To give a thorough treatment of history, we must have a brief discussion of prehistory. I say brief because as a “young earth” creationist, I believe most, if not all, topics of discussion in the bulk of scientific study that would fall under the umbrella of prehistory to be incorrectly dated. However, just because I disagree with most experts on the timing of prehistoric research, does not mean there is not a lot of valuable information to be drawn from that research. So, what we will do in this lesson is see how a young earth creationist can piece together all the great information in the prehistoric realm of study (what is popularly held to be a period from 3.5 million years ago to around 5000 BC when ancient recorded history began), and logically plug that information into the biblical timeline that starts around 4000 BC. I would like to suggest that all that is called prehistory can fit logically into a timeline that starts around 4000 BC and ends around 1500 BC. This proposal will seem ridiculous to some, but in prehistory, all timeline assertions are based for the most part on Carbon 14 dating and other assumptions.

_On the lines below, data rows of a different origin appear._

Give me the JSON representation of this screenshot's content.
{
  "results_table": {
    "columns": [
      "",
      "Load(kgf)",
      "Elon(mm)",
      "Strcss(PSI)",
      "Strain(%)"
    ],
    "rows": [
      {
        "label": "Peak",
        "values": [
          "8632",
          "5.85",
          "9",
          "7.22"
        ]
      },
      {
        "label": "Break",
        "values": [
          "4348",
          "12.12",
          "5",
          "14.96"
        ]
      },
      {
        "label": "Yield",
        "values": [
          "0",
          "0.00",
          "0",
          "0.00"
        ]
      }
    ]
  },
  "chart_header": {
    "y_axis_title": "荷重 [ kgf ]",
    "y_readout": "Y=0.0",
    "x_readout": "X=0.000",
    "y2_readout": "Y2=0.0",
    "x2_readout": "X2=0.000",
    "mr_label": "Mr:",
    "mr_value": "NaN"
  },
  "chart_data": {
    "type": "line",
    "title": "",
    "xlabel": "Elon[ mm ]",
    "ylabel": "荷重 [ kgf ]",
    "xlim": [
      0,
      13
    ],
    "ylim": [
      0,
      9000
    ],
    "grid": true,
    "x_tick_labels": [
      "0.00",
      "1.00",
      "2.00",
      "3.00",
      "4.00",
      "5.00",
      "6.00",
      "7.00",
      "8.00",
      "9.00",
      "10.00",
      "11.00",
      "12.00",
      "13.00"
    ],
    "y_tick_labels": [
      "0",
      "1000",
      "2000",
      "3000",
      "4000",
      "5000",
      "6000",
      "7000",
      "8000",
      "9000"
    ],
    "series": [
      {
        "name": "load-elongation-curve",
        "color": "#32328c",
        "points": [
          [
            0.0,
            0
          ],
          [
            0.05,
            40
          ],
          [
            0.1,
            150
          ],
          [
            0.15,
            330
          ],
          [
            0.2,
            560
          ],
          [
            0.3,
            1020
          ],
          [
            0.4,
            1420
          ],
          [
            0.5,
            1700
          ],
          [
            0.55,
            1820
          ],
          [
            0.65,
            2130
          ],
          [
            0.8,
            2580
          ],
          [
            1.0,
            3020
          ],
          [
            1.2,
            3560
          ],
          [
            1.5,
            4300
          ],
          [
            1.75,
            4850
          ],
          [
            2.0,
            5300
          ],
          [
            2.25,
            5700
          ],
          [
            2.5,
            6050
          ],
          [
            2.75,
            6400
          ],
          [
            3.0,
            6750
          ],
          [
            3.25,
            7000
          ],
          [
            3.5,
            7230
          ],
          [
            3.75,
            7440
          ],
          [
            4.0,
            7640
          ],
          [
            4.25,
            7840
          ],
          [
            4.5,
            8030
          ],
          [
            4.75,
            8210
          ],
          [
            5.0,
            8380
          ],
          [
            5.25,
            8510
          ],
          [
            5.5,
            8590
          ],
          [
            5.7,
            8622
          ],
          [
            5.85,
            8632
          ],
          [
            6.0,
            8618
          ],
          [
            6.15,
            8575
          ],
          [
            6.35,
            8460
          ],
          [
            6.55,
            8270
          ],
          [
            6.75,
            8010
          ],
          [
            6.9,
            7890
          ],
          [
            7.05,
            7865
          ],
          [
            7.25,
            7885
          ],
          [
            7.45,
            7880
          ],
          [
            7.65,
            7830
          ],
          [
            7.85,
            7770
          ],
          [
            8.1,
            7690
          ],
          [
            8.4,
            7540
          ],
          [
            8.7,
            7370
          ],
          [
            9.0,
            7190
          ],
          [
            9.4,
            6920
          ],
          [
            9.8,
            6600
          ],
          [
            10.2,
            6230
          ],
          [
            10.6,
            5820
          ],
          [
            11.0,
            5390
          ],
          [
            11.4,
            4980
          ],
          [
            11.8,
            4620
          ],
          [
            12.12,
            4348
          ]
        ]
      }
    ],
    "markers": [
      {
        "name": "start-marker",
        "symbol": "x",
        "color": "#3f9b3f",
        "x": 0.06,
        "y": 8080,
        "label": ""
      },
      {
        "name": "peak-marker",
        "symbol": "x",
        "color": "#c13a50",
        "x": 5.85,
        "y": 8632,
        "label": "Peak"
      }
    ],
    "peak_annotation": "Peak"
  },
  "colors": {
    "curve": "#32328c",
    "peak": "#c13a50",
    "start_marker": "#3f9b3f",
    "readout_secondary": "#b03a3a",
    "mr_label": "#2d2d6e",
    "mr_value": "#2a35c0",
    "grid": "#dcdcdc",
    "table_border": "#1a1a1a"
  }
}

I addressed these false assumptions in lessons #21 and #22. To do this, we must first discuss the commonly held timeline for prehistory, and then discuss how that can be applied to a biblical timeline.
Prehistory forms the popularly held three-age world view: Stone age 3.5 million to 4500 BC, Bronze age 3750 BC to 300 BC, and Iron age 1300 BC to 400 AD. You will notice some peculiar things about my summary of ages here. First, there are some major overlaps and second, this goes deep into the time of recorded history. This is because I have summarized the entire world’s progression through these ages. Different regions of the world entered and exited these ages at different times. What I have listed here is the earliest entry into an age followed by the latest exit from that age. These ages are determined by when these regions progressed through these technologies (stone, bronze, iron) be it through conquest, commerce, or ingenuity. Prehistory also starts at different times in different places based on the development of written languages which is popularly held to be between 3500 BC and 2500 BC. Ancient history is typically defined as around 3300 BC to 600 AD. To finish things out, the Middle ages is popularly defined as 300 AD to 1500 AD with the Renaissance starting around 1350 AD, and the modern period beginning as early as 1450 AD. Again, you will see overlaps due to different regions entering and exiting these ages at different times. As you can see in a discussion of world history, a simple question of where to begin can be a bit complicated.

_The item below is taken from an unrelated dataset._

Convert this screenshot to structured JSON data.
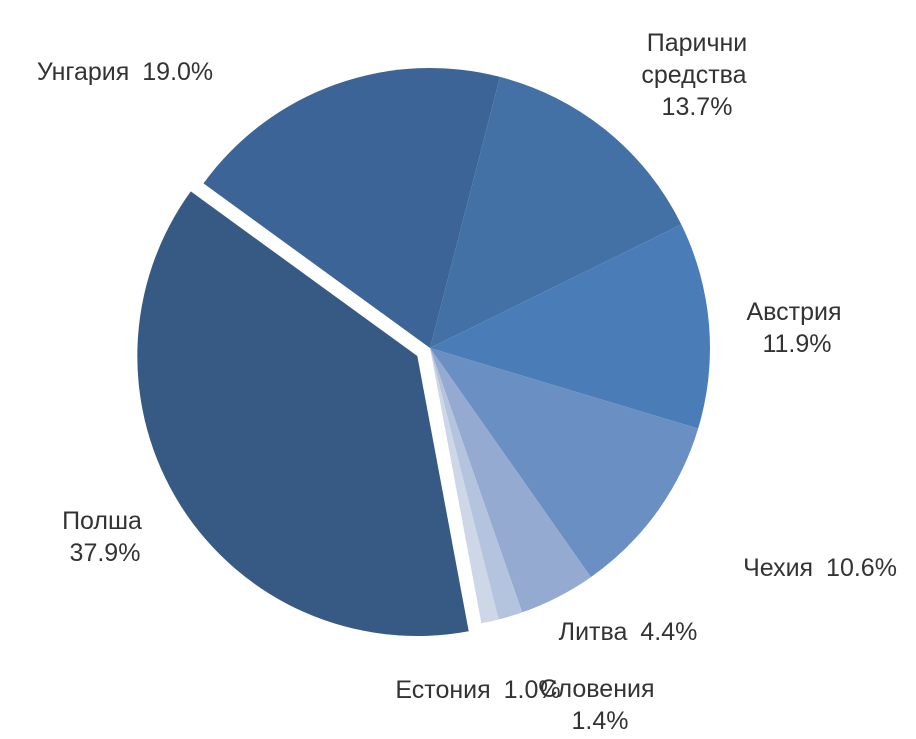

I propose that all the prehistoric scientific dates listed above are simply misdated and can logically be placed in a biblical prehistoric time of 4000 BC to 1500 BC. During this biblical period of prehistory, the world was created around 4000 BC, plus or minus no more than 50 years. The world was populated to about 25 billion in the first 1650 years. Then the world was destroyed in a flood around 2350 BC reducing the population to 8 and covering the earth with a large fossil layer and causing what remained of pre-flood civilization to be hard to date and analyze because of the vast geographic and geological changes that took place. In the 700 years that followed the flood, large ice caps formed and receded (see lesson #35).

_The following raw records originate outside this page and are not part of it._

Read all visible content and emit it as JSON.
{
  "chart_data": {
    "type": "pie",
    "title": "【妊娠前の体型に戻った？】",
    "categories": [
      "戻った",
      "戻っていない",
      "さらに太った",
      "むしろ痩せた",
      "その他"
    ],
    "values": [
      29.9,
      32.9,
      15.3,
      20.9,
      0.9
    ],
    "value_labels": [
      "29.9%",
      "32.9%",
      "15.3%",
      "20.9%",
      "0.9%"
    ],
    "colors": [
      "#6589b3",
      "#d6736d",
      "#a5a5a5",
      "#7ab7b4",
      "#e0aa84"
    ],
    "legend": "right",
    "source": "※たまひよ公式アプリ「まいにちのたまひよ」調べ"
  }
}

From a biblical perspective, the oldest written words are found in the book of Job from around 2000 BC. The next books in line are the Pentateuch, the first five books of the Bible written by Moses from 1446 BC to 1406 BC during the 40 years of wandering in the wilderness. While we can have an intelligent debate on when history began, you would be hard pressed to find any written historical accounts that talk about events that predate 4000 BC because they do not exist. This means that all discussion of prehistory must depend on areas of research outside the realm of written history. When it comes to written history, the most dependable is the written account of a firsthand witness. What we have in Genesis, chapters 1 through 11, is the first-hand account of the Creator given directly to Moses for him to record in the Hebrew language some 3400 years ago. So, there is a basic representation of Lesson #43 and next month we will resume our time line walk and probubly end up at around 300 AD. And a brief discussion on the canonization of scripture. Full plate for January.